We have a compensation plan that is highly performance-based, attracts and retains the best talent, and met our goal of less than 3% annual dilution from stock-based compensation. We are now dropping that to less than 2.5% on a go-forward basis. No material M&A is contemplated in the forecast. We expect to continue our strategy of tuck-in deals to expand our ecosystem and bring the best talent to Axon going forward. We will also continue to mature our business, our operations, and our best practices while staying true to our culture and what makes Axon special.

Another way we benchmark this model is through the lens of the Rule of 40. Over the last several years, we've consistently operated around 50 or higher, with the most recent years among our strongest and well above 55.

Our target model implies we can continue to operate at these levels as we grow and expand margins, maintaining 55% or better. Let's go through what we need to do to get there: deliver for our customers, solve real problems, and innovate. A core element of our strategy will continue to be reinvestment in the business.

We are funding new product development organically. That has been and will remain a primary driver of our growth and our investment. New organic products have included our TASER devices, body cameras, in-car cameras, VR Training solutions, Vehicle Intelligence, evidence management, and our suite of AI products. Our ability to fund organic investment positions us as an innovator, disruptor, and category leader. We are not simply entering existing markets. We are creating them or taking a new approach.

It is a testament to Rick's visionary leadership and ensures we are not the disrupted, but the disruptor. That's why investing is critical. We won't get complacent. These investments are in both hardware and software, as the deep integration is a strong advantage for us. The dynamics of our software business today, with the nascent adoption of AI and strong trends in our other core software products, means we expect software growth to be faster than hardware, but both are critical and valuable. You are seeing us drive upsell and adoption in our existing markets.

We continue to have a lot of opportunity in state and local, and it delivered amazing results again this year.

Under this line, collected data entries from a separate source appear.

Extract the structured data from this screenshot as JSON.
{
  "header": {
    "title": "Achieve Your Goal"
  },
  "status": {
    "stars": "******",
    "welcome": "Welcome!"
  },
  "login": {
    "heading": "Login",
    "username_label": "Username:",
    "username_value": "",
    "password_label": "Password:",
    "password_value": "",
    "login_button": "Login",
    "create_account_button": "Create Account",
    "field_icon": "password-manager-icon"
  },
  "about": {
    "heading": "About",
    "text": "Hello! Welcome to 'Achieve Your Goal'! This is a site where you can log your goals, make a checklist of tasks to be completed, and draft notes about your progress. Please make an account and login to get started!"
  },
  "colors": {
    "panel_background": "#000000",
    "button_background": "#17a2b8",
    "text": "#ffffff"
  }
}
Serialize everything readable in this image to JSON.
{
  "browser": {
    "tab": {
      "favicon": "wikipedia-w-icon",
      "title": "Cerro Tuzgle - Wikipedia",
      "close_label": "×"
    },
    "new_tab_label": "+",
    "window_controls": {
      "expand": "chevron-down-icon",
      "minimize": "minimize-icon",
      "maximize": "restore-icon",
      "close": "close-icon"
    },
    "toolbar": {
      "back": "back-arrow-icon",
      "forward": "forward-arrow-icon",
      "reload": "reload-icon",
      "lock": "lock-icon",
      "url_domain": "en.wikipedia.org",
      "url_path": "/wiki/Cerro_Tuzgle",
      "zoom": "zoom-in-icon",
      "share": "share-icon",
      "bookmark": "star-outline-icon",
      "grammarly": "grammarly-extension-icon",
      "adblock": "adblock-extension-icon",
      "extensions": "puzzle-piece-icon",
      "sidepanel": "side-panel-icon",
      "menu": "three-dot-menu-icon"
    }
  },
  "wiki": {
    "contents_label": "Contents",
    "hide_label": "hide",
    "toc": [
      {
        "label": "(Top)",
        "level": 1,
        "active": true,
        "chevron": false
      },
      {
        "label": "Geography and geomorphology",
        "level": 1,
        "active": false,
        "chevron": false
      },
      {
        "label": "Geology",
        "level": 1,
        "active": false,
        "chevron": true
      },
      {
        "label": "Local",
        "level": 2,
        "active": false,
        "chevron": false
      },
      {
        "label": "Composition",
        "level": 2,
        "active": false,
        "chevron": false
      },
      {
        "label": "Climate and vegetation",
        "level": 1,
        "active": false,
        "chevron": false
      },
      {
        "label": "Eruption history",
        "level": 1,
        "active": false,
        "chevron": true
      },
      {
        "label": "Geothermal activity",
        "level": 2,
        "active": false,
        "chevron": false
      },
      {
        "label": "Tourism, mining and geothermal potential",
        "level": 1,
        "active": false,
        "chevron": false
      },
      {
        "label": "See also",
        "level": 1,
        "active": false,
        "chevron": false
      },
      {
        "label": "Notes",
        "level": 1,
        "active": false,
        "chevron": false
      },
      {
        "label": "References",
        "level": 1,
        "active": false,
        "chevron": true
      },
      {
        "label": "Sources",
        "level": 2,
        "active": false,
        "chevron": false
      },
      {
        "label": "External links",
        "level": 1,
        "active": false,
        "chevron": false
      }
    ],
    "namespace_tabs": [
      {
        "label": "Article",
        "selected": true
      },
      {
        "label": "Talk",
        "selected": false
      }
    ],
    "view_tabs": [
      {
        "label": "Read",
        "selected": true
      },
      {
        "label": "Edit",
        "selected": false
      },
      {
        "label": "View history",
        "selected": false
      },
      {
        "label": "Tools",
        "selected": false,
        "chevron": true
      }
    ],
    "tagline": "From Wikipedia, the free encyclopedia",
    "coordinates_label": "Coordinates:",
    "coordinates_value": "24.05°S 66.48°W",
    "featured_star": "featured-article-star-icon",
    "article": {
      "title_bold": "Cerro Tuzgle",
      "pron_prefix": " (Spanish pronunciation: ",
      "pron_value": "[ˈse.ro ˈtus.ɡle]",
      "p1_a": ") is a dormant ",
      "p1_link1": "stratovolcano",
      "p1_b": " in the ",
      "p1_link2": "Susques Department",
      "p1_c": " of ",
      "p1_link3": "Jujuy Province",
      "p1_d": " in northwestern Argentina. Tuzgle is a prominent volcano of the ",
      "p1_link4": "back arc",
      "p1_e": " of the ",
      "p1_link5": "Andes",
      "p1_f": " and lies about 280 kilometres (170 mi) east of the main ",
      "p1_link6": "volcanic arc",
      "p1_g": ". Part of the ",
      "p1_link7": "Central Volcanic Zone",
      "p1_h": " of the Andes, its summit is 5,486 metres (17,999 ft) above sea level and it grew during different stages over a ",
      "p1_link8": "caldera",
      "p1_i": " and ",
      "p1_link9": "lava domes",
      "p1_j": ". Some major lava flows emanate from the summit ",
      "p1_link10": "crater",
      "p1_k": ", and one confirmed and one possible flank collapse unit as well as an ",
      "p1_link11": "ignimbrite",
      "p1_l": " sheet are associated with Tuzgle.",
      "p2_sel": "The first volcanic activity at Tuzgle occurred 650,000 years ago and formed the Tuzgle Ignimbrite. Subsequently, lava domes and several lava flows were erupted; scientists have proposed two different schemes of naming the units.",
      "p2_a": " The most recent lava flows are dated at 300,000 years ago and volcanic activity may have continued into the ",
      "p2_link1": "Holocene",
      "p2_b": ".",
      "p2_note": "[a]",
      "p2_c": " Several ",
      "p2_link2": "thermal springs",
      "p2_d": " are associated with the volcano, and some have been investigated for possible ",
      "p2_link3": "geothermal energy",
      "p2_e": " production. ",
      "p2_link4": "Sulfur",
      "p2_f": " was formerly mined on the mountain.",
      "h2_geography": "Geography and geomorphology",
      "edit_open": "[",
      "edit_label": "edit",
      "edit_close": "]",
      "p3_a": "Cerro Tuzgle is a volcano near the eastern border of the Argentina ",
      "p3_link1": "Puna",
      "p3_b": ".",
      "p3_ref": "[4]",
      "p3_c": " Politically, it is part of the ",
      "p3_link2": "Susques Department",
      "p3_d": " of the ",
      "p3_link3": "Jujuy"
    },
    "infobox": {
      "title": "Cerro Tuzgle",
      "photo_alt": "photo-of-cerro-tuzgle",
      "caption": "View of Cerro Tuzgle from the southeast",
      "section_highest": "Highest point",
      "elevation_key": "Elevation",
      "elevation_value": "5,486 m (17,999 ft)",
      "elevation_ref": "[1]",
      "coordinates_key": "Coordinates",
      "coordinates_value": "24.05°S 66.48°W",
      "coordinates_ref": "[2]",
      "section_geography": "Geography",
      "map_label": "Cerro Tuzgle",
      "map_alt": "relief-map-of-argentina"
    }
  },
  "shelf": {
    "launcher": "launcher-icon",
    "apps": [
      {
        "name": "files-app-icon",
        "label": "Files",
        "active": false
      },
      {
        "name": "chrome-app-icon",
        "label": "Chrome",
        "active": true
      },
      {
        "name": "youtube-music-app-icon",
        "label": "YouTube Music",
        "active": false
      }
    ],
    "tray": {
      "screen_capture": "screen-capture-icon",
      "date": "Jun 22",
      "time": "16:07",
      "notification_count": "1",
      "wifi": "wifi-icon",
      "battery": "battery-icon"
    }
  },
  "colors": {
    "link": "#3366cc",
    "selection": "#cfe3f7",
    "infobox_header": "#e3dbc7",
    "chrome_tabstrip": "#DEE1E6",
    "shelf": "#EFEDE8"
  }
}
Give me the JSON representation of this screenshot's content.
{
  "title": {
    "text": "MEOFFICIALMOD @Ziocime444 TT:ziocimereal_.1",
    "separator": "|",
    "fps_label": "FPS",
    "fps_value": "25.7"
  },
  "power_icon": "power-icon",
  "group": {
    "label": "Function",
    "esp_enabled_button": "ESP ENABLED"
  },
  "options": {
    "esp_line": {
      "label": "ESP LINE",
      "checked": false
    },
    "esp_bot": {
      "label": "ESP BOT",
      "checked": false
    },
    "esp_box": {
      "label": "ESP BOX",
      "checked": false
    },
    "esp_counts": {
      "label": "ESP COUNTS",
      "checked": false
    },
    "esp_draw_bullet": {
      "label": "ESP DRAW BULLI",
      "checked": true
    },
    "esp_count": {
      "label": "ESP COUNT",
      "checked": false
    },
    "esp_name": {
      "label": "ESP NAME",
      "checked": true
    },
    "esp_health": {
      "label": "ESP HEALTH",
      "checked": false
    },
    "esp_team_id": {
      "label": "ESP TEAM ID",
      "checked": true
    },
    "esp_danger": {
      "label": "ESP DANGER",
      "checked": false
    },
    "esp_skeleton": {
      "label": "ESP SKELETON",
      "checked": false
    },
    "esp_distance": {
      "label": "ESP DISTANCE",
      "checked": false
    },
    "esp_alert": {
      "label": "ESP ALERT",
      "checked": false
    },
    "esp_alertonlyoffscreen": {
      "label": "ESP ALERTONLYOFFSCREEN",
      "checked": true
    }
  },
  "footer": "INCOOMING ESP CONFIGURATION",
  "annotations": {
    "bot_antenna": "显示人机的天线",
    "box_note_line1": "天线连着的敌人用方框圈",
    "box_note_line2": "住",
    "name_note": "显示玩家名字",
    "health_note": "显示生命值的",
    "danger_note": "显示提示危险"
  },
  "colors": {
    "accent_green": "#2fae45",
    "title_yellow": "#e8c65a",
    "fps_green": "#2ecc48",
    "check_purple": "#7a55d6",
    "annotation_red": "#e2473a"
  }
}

We also have tremendous opportunities outside domestic, state, and local, and federal corrections, retail, healthcare, and other enterprise customers. This isn't hypothetical. We've demonstrated this with strong customer wins in each of these markets.

We're investing behind them thoughtfully. We will execute on and grow those opportunities as we drive longer-term results. We're incredibly excited about what we're going to deliver over the next three years in the business. We always take a long-term mindset. Let me turn it over to Rick to talk through our product vision.

Rick Smith (CEO and Founder)

Awesome. Thank you, Brittany. It excites me that our team is thinking longer term, I believe that will be a competitive advantage for many years to come. Five years ahead, three years ahead is no time at all, and even in the history of TASER and Axon. With the technology advancing faster than ever, I have no doubt the world will look unrecognizable in just a few more short years, in a good way.

Before I talk about where we're going, I want to ground us in where we are today and what anchors us to do so much of what we do. Let me start with our moonshot. A few years ago, we introduced a moonshot to cut gun-related deaths between police and the public in the United States in half by 2033.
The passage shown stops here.